Results: The experimental results show that LDAenDL computed the best AUCs of 0.8701, 107 0.8953, and 0.9110 under cross-validation on lncRNAs, diseases, and lncRNA-disease pairs on Dataset 1, respectively, and 0.9490, 0.9157, and 0.9708 on Dataset 2, respectively. Furthermore, AUPRs of 0.8903, 0.9061, and 0.9166 under three cross-validations were obtained on Dataset 1, and 0.9582, 0.9122, and 0.9743 on Dataset 2. The results demonstrate that LDAenDL significantly outperformed the other four classical LDA prediction methods (i.e., SDLDA, LDNFSGB, IPCAF, and LDASR). Case studies demonstrate that CCDC26 and IFNG-AS1 may be new biomarkers of lung cancer, SNHG3 may associate with PDL1 for lung cancer, and HOTAIR and BDNF-AS may be potential biomarkers of neuroblastoma.
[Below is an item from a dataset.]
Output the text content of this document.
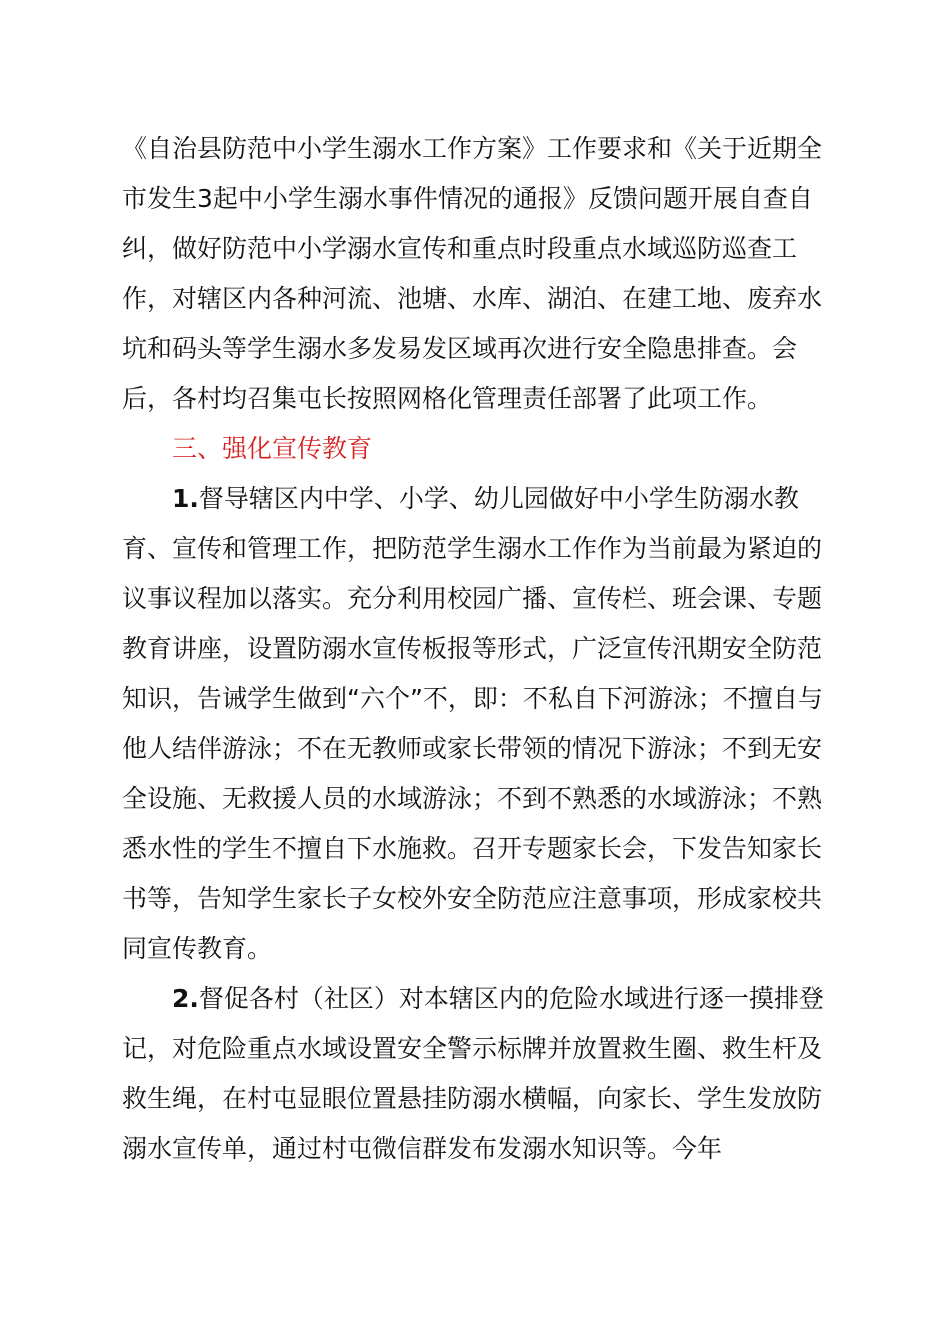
《自治县防范中小学生溺水工作方案》工作要求和《关于近期全市发生3起中小学生溺水事件情况的通报》反馈问题开展自查自纠，做好防范中小学溺水宣传和重点时段重点水域巡防巡查工作，对辖区内各种河流、池塘、水库、湖泊、在建工地、废弃水坑和码头等学生溺水多发易发区域再次进行安全隐患排查。会后，各村均召集屯长按照网格化管理责任部署了此项工作。

三、强化宣传教育

1.督导辖区内中学、小学、幼儿园做好中小学生防溺水教育、宣传和管理工作，把防范学生溺水工作作为当前最为紧迫的议事议程加以落实。充分利用校园广播、宣传栏、班会课、专题教育讲座，设置防溺水宣传板报等形式，广泛宣传汛期安全防范知识，告诫学生做到“六个”不，即：不私自下河游泳；不擅自与他人结伴游泳；不在无教师或家长带领的情况下游泳；不到无安全设施、无救援人员的水域游泳；不到不熟悉的水域游泳；不熟悉水性的学生不擅自下水施救。召开专题家长会，下发告知家长书等，告知学生家长子女校外安全防范应注意事项，形成家校共同宣传教育。

2.督促各村（社区）对本辖区内的危险水域进行逐一摸排登记，对危险重点水域设置安全警示标牌并放置救生圈、救生杆及救生绳，在村屯显眼位置悬挂防溺水横幅，向家长、学生发放防溺水宣传单，通过村屯微信群发布发溺水知识等。今年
Conclusion: We hope that the proposed LDAenDL method can help the development of targeted therapies for these two diseases.

1 Introduction

Long non-coding RNAs (lncRNAs) are non-coding RNAs with more than 200 nucleotides (Bertone et al., 2004; Peng et al., 2022a; Peng et al., 2022b). LncRNAs play an important role in the development and progression of various diseases (Lanjanian et al., 2021; Meng et al., 2021; Yang and Li 2021; Peng et al., 2022c). LncRNAs have dense associations with many diseases, for example, lung cancer, colorectal cancer, prostate cancer, and Alzheimer’s disease (Klattenhoff et al., 2013; Tan et al., 2013; Chakravarty et al., 2014; He et al., 2014; Zhang et al., 2014). LncRNA H19 is associated with the under-regulation of renal carcinoma cells (Wang et al., 2015). The expression of EGOT in breast cancer is much lower than one in adjacent noncancerous tissues (Broadbent et al., 2008). NEAT1 is overexpressed in prostate cancer cells (Pasmant et al., 2011). The identification of lncRNA-disease associations (LDAs) helps us to further understand the biological processes and the molecular mechanisms of various complex diseases. However, the number of known and experimentally validated LDAs is very small. Thus, it is important to identify potential LDAs. Determining LDAs through in vivo experiments is costly and time-consuming, therefore, it is necessary to design efficient computational approaches for identifying potential LDAs (Meng et al., 2021; Peng et al., 2022d). Computational LDA prediction methods are categorized as biological network-based methods and machine learning-based methods.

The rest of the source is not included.